Glaberman trouve beaucoup de choses à louer dans le livre intitulé « False Promises » d’Aronowitz, mais il soutient que le livre a échoué à dépasser l’opinion traditionnelle sur la classe ouvrière qui voit essentiellement les ouvriers seulement en tant que victimes plutôt que des participants actifs à leur propre histoire. Il soutient aussi qu’Aronowitz a parfois tendance à comprendre la conscience étroitement, comme étant simplement équivalente aux verbalisations. De même, Glaberman considère le livre intitulé « Symposium of Jeremy Brecher’s Strike ! » comme un ouvrage de valeur qui « aide trop à contrecarrer les attitudes bureaucratiques presque universelles des historiens qui parlent de la classe ouvrière », mais il soutient que cela soulève en quelque sorte la réalité de la classe ouvrière du point de vue des ouvriers trop simples contre la dichotomie des organisations qui échoue à considérer à fond le rôle des ouvriers dans la création des organisations bureaucratiques comme les syndicats.

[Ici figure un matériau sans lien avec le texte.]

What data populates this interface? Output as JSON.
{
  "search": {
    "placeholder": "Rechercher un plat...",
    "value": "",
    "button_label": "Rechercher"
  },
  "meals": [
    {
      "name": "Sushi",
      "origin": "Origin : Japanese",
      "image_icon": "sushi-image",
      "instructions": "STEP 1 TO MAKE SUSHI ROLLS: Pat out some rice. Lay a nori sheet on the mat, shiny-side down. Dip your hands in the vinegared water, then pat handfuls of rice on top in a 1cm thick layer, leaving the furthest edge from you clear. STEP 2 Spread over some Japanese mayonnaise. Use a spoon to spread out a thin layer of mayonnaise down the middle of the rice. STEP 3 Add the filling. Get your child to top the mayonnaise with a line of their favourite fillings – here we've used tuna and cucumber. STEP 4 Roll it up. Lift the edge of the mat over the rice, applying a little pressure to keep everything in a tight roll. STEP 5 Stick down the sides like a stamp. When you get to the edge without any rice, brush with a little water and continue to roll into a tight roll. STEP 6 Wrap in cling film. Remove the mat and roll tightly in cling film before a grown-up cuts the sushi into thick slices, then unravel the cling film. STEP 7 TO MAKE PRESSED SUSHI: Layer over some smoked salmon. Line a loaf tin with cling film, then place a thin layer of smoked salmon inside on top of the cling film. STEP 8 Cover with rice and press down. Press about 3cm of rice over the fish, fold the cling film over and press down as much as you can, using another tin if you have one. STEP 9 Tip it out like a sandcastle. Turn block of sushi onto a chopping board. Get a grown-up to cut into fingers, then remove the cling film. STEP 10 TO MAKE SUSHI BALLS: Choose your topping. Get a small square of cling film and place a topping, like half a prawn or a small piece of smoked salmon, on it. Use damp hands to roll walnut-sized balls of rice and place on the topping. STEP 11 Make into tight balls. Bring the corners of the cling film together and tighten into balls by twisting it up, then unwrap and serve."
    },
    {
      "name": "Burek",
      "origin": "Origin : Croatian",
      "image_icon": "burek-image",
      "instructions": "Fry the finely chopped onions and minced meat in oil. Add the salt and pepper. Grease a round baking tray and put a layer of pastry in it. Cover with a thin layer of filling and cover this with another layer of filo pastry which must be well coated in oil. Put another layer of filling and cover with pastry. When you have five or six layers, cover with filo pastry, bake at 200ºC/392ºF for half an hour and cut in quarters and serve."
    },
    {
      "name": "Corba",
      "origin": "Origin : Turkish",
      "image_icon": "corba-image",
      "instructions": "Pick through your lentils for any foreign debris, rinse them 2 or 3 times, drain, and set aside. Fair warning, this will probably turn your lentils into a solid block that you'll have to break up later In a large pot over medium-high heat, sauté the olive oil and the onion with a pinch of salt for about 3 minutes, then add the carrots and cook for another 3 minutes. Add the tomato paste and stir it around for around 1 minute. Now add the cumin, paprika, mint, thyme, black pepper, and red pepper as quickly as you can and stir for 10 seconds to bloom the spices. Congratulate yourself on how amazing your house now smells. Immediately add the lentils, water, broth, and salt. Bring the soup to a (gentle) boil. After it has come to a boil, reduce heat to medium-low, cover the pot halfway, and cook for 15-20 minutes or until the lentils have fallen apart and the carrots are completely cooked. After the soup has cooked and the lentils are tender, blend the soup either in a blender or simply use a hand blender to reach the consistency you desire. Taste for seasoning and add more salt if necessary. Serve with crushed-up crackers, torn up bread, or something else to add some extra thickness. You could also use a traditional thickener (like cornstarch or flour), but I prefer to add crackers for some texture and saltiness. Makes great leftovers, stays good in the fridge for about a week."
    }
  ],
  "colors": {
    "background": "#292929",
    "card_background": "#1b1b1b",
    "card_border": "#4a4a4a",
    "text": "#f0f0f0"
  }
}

Il voit que les deux livres apportent des contributions importantes à une discussion en cours et fructueuse de la classe ouvrière d’après le capitalisme. Ses propres essais aident aussi à avancer cette discussion.

Le premier essai intitulé Marxist Views of the Working Class, était donné en tant que conférence à Toronto en automne 1974, comme une partie d’une série intitulée The Working Class in Canada. Le second essai intitulé Unions vs. Workers in the Seventies : The Rise of Militancy in the Auto industry est apparu d’abord dans le magazine Society en novembre-décembre 1972. Le livre intitulé review of Stanley Aronowitz’s False Promises est apparu d’abord dans le magazine Liberation en février 1974, tandis que le dernier essai faisait partie du livre intitulé symposium of Jeremy Brecher’s Strike ! qui est apparu dans Radical America Vol.7, No.6. Les versions des essais qui apparaissent dans ce pamphlet sont un peu différentes des versions originales.



Four Essays on the Working Class, par Martin Glaberman, a été publié par la Nouvelle Hogtown presse.

Aussi disponible en anglais: Preface to Martin Glaberman’s Four Essays on the Working Class.